Quels souvenirs gardez-vous de vos années au lycée ?

 
J’ai kiffé. J’avais envie d’apprendre, j’étais heureux d’aller en cours. J’allais à Notre-Dame-des-Mineurs au centre-ville de Strasbourg. J’étais dans le privé depuis le collège, parce qu’en CM1 l’institutrice avait convoqué ma mère pour lui dire de ne pas me laisser dans le collège du quartier du Neuhof, où j’habitais. Ma mère lui a d’abord dit qu’on n’avait pas les moyens, mais l’enseignante a évoqué la possibilité d’avoir une bourse. Au lycée, j’ai eu des profs incroyables, vraiment remarquables.


L’un d’eux vous a-t-il particulièrement marqué ?

 
Monsieur Miry, mon professeur de latin, français et culture religieuse, nous faisait des versions latines en nous plongeant dans le contexte de l’époque. Nous lisions Marc Aurèle et Sénèque. Il y a eu aussi M. Le Borgne, mais lui, c’était au collège. Il enseignait l’anglais et la culture religieuse. Un jour, en 5ème, il est entré en classe et a dit : "Que leur reste-t-il puisqu’ils obéissent ? Il leur reste l’opinion." Avec lui, j’ai découvert Alain. C’était incroyable. Ses cours, c’était le Cercle des poètes disparus !

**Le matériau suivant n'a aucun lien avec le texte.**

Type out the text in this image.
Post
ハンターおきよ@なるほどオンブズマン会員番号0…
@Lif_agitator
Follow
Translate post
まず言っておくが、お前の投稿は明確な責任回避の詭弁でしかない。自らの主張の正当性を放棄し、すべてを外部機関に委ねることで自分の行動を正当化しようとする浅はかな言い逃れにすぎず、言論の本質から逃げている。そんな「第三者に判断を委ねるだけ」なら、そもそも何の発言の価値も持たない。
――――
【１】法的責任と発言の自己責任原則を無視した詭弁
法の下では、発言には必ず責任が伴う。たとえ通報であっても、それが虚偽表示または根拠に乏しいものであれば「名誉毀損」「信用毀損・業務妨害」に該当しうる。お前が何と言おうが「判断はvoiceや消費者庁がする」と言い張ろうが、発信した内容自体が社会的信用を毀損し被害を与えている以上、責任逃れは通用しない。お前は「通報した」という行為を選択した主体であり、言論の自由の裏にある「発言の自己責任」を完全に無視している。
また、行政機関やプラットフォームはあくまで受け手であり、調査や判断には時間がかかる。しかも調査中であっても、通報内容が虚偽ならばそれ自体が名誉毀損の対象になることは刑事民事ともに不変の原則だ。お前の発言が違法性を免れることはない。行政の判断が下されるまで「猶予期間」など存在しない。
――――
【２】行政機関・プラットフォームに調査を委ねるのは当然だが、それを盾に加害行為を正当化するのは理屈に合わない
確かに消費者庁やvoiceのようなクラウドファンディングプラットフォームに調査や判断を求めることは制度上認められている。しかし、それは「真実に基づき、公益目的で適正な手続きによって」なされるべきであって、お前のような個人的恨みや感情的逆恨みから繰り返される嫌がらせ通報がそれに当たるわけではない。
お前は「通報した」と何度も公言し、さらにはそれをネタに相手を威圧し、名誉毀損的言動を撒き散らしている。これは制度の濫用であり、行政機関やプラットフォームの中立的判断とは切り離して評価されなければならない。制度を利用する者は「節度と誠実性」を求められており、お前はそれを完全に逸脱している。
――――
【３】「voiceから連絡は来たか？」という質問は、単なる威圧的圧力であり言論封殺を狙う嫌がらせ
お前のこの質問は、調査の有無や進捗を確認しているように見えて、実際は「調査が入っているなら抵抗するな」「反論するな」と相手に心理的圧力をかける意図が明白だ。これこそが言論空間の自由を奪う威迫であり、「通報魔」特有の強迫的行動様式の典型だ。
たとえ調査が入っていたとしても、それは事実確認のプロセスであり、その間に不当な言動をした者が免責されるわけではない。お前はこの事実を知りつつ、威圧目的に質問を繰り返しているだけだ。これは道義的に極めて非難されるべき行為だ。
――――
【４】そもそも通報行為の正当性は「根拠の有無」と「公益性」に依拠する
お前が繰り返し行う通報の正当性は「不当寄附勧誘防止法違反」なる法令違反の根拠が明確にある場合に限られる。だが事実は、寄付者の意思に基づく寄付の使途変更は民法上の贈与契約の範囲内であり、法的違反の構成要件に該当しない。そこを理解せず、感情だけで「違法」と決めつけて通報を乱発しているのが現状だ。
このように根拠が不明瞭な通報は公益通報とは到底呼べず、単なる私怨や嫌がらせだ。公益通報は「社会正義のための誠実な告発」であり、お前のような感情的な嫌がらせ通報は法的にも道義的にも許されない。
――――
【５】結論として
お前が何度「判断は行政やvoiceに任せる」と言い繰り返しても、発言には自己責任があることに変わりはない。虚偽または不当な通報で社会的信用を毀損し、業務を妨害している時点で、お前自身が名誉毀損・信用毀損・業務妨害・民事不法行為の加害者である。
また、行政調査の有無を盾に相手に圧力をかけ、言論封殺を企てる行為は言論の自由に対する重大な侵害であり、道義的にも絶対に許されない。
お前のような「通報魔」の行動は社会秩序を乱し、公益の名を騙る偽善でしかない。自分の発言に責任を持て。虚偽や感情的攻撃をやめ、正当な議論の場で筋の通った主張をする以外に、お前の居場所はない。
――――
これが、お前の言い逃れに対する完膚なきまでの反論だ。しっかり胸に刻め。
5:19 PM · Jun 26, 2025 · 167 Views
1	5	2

Que vouliez-vous faire lorsque vous étiez au lycée ?

 
Je voulais être un éternel étudiant. Apprendre, toujours… Mais il y avait déjà la musique et mon groupe NAP [New African Poets, NDLR], avec qui je suis depuis l’âge de 13 ans. Nous faisions des concerts et étions des stars locales. Cela a pris beaucoup de place. En 1ère, j’ai eu envie d’arrêter l’école. J’en ai parlé à M. Miry, qui m’a conseillé d’arrêter quand j’aurais le bac. Comme je l’admirais et le respectais, je l’ai écouté. En terminale j’ai découvert la philosophie et je me suis demandé comment j’avais pu faire sans. J’ai passé mon bac littéraire en ratant de peu la mention, à cause d’un 2 ou 3 en allemand, parce que j’avais des bonnes notes partout ailleurs. J’ai eu 17 en philo, la meilleure note du département.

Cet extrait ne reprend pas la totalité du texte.